Sine FM

England;
- Broadcast area: Doncaster, South Yorkshire (FM) Worldwide (Internet)
- Frequency: FM 102.6 MHz

Programming
- Format: Community

Ownership
- Owner: Higher Rhythm Ltd

History
- First air date: 26 September 2009

Links
- Webcast: 96 kbit/s
- Website: http://www.sinefm.com

= Sine FM =

Sine FM, sometimes known simply as Sine, is a community radio station based near the Eco-Power Stadium in Doncaster. It broadcasts 24/7 to the Metropolitan Borough of Doncaster on 102.6 FM and to the world on its website, Sine FM.com.

==History==
Sine FM was Doncaster's first FM licensed community radio station and is now Doncaster's only licensed radio station, covering central Doncaster and the surrounding areas.

Sine FM was established in early 2007 by Higher Rhythm.
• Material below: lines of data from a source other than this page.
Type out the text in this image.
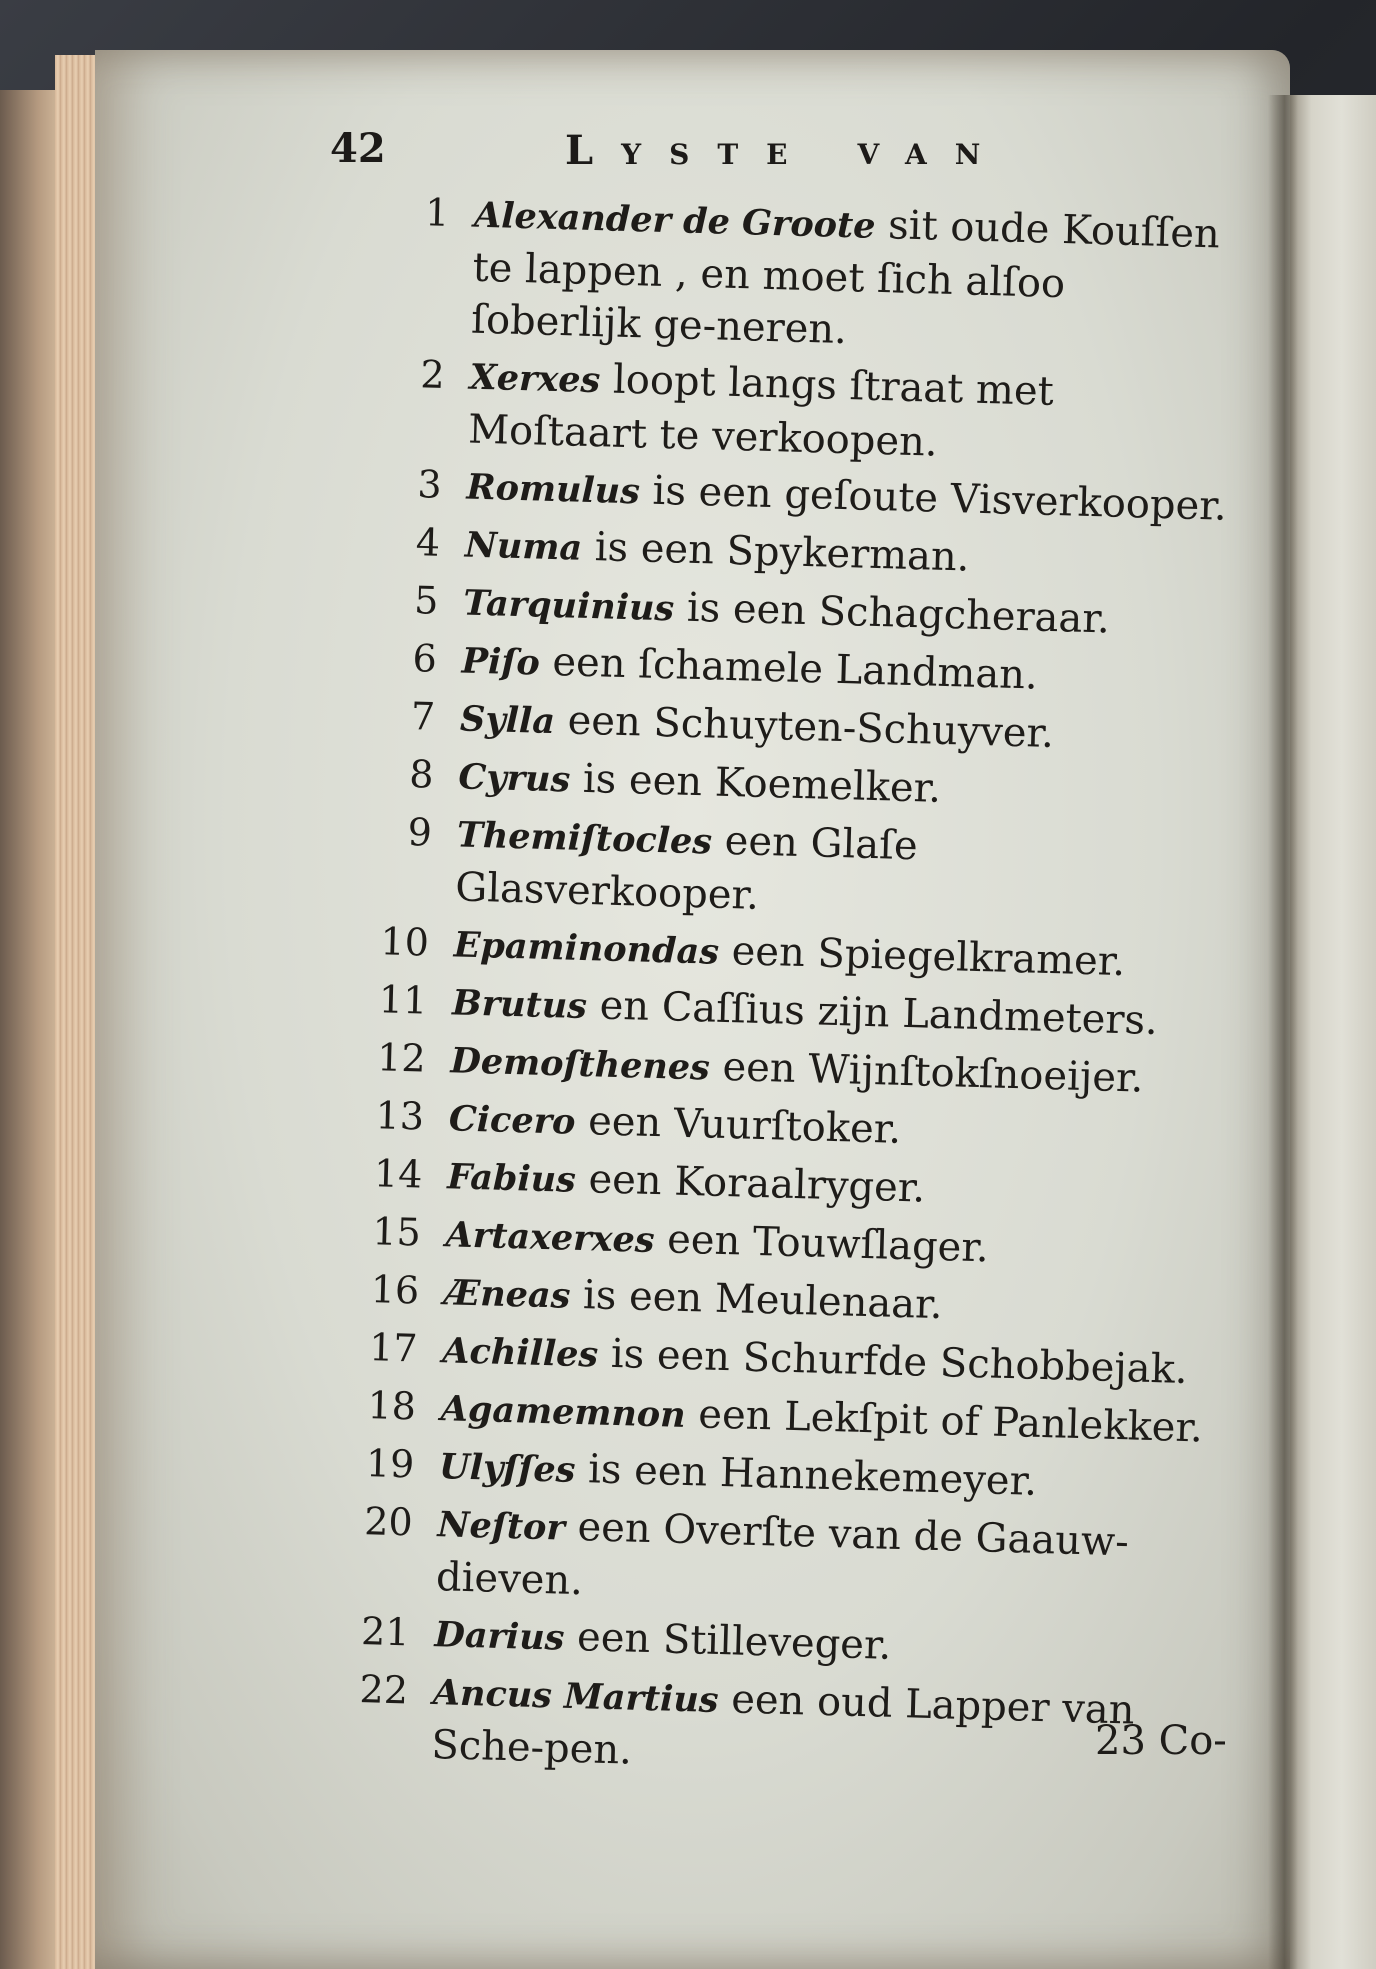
42	Lyste van
1 Alexander de Groote sit oude Kouſſen te lappen , en moet ſich alſoo ſoberlijk ge-neren.
2 Xerxes loopt langs ſtraat met Moſtaart te verkoopen.
3 Romulus is een geſoute Visverkooper.
4 Numa is een Spykerman.
5 Tarquinius is een Schagcheraar.
6 Piſo een ſchamele Landman.
7 Sylla een Schuyten-Schuyver.
8 Cyrus is een Koemelker.
9 Themiſtocles een Glaſe Glasverkooper.
10 Epaminondas een Spiegelkramer.
11 Brutus en Caſſius zijn Landmeters.
12 Demoſthenes een Wijnſtokſnoeijer.
13 Cicero een Vuurſtoker.
14 Fabius een Koraalryger.
15 Artaxerxes een Touwſlager.
16 Æneas is een Meulenaar.
17 Achilles is een Schurfde Schobbejak.
18 Agamemnon een Lekſpit of Panlekker.
19 Ulyſſes is een Hannekemeyer.
20 Neſtor een Overſte van de Gaauw-dieven.
21 Darius een Stilleveger.
22 Ancus Martius een oud Lapper van Sche-pen.	23 Co-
It ran several trial broadcasts during 2007 and 2008 and its official 24/7 launch was in September 2009. The station was awarded its community radio licence from Ofcom in December 2007.
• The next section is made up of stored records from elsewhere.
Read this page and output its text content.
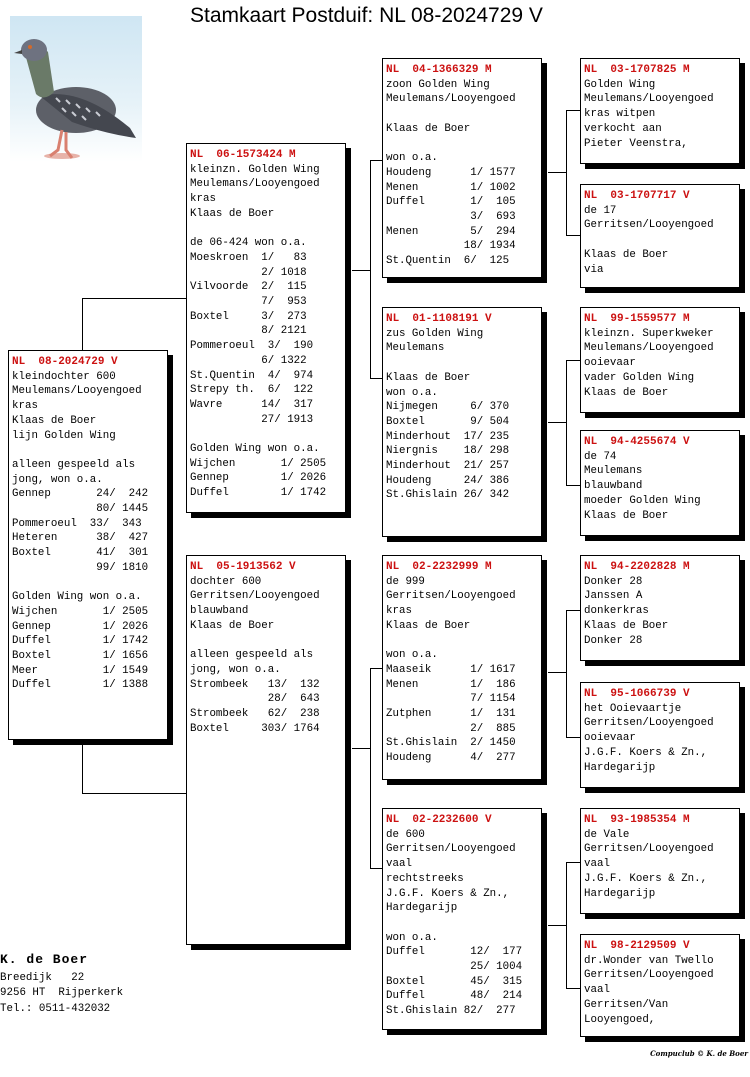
Stamkaart Postduif: NL 08-2024729 V
NL  08-2024729 V
kleindochter 600
Meulemans/Looyengoed
kras
Klaas de Boer
lijn Golden Wing
alleen gespeeld als
jong, won o.a.
Gennep       24/  242
80/ 1445
Pommeroeul  33/  343
Heteren      38/  427
Boxtel       41/  301
99/ 1810
Golden Wing won o.a.
Wijchen       1/ 2505
Gennep        1/ 2026
Duffel        1/ 1742
Boxtel        1/ 1656
Meer          1/ 1549
Duffel        1/ 1388
NL  06-1573424 M
kleinzn. Golden Wing
Meulemans/Looyengoed
kras
Klaas de Boer
de 06-424 won o.a.
Moeskroen  1/   83
2/ 1018
Vilvoorde  2/  115
7/  953
Boxtel     3/  273
8/ 2121
Pommeroeul  3/  190
6/ 1322
St.Quentin  4/  974
Strepy th.  6/  122
Wavre      14/  317
27/ 1913
Golden Wing won o.a.
Wijchen       1/ 2505
Gennep        1/ 2026
Duffel        1/ 1742
NL  05-1913562 V
dochter 600
Gerritsen/Looyengoed
blauwband
Klaas de Boer
alleen gespeeld als
jong, won o.a.
Strombeek   13/  132
28/  643
Strombeek   62/  238
Boxtel     303/ 1764
NL  04-1366329 M
zoon Golden Wing
Meulemans/Looyengoed
Klaas de Boer
won o.a.
Houdeng      1/ 1577
Menen        1/ 1002
Duffel       1/  105
3/  693
Menen        5/  294
18/ 1934
St.Quentin  6/  125
NL  01-1108191 V
zus Golden Wing
Meulemans
Klaas de Boer
won o.a.
Nijmegen     6/ 370
Boxtel       9/ 504
Minderhout  17/ 235
Niergnis    18/ 298
Minderhout  21/ 257
Houdeng     24/ 386
St.Ghislain 26/ 342
NL  02-2232999 M
de 999
Gerritsen/Looyengoed
kras
Klaas de Boer
won o.a.
Maaseik      1/ 1617
Menen        1/  186
7/ 1154
Zutphen      1/  131
2/  885
St.Ghislain  2/ 1450
Houdeng      4/  277
NL  02-2232600 V
de 600
Gerritsen/Looyengoed
vaal
rechtstreeks
J.G.F. Koers & Zn.,
Hardegarijp
won o.a.
Duffel       12/  177
25/ 1004
Boxtel       45/  315
Duffel       48/  214
St.Ghislain 82/  277
NL  03-1707825 M
Golden Wing
Meulemans/Looyengoed
kras witpen
verkocht aan
Pieter Veenstra,
NL  03-1707717 V
de 17
Gerritsen/Looyengoed
Klaas de Boer
via
NL  99-1559577 M
kleinzn. Superkweker
Meulemans/Looyengoed
ooievaar
vader Golden Wing
Klaas de Boer
NL  94-4255674 V
de 74
Meulemans
blauwband
moeder Golden Wing
Klaas de Boer
NL  94-2202828 M
Donker 28
Janssen A
donkerkras
Klaas de Boer
Donker 28
NL  95-1066739 V
het Ooievaartje
Gerritsen/Looyengoed
ooievaar
J.G.F. Koers & Zn.,
Hardegarijp
NL  93-1985354 M
de Vale
Gerritsen/Looyengoed
vaal
J.G.F. Koers & Zn.,
Hardegarijp
NL  98-2129509 V
dr.Wonder van Twello
Gerritsen/Looyengoed
vaal
Gerritsen/Van
Looyengoed,
K. de Boer
Breedijk   22
9256 HT  Rijperkerk
Tel.: 0511-432032
Compuclub © K. de Boer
The station airs a wide range of programming based on a talk and music format.

It is an official media partner of local football club Doncaster Rovers and provides support for the club's podcasts.
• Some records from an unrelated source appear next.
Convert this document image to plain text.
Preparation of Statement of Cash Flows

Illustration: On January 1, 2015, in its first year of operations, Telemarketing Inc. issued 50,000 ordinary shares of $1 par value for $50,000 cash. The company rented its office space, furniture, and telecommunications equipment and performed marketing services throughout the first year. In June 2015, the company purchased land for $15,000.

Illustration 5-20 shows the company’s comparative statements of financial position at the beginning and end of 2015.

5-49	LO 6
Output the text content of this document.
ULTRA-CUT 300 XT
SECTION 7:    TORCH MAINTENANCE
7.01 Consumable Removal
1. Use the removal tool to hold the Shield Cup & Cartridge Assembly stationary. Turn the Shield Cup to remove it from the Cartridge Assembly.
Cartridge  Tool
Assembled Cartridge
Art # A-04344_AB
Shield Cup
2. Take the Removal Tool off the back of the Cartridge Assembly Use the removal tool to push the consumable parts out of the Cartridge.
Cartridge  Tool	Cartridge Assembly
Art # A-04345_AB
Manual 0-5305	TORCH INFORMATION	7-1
The station holds the British record for the longest marathon radio show by a DJ team. A record 72 hours in length. It also held the world record for the longest marathon radio show by a DJ team for a short period in 2016.

==Location move==
In October 2016, Sine FM moved from its old location at the Higher Rhythm recording studios on Nether Hall Road to its new location within the building of the XP School on Middle Bank next to the Keepmoat Stadium.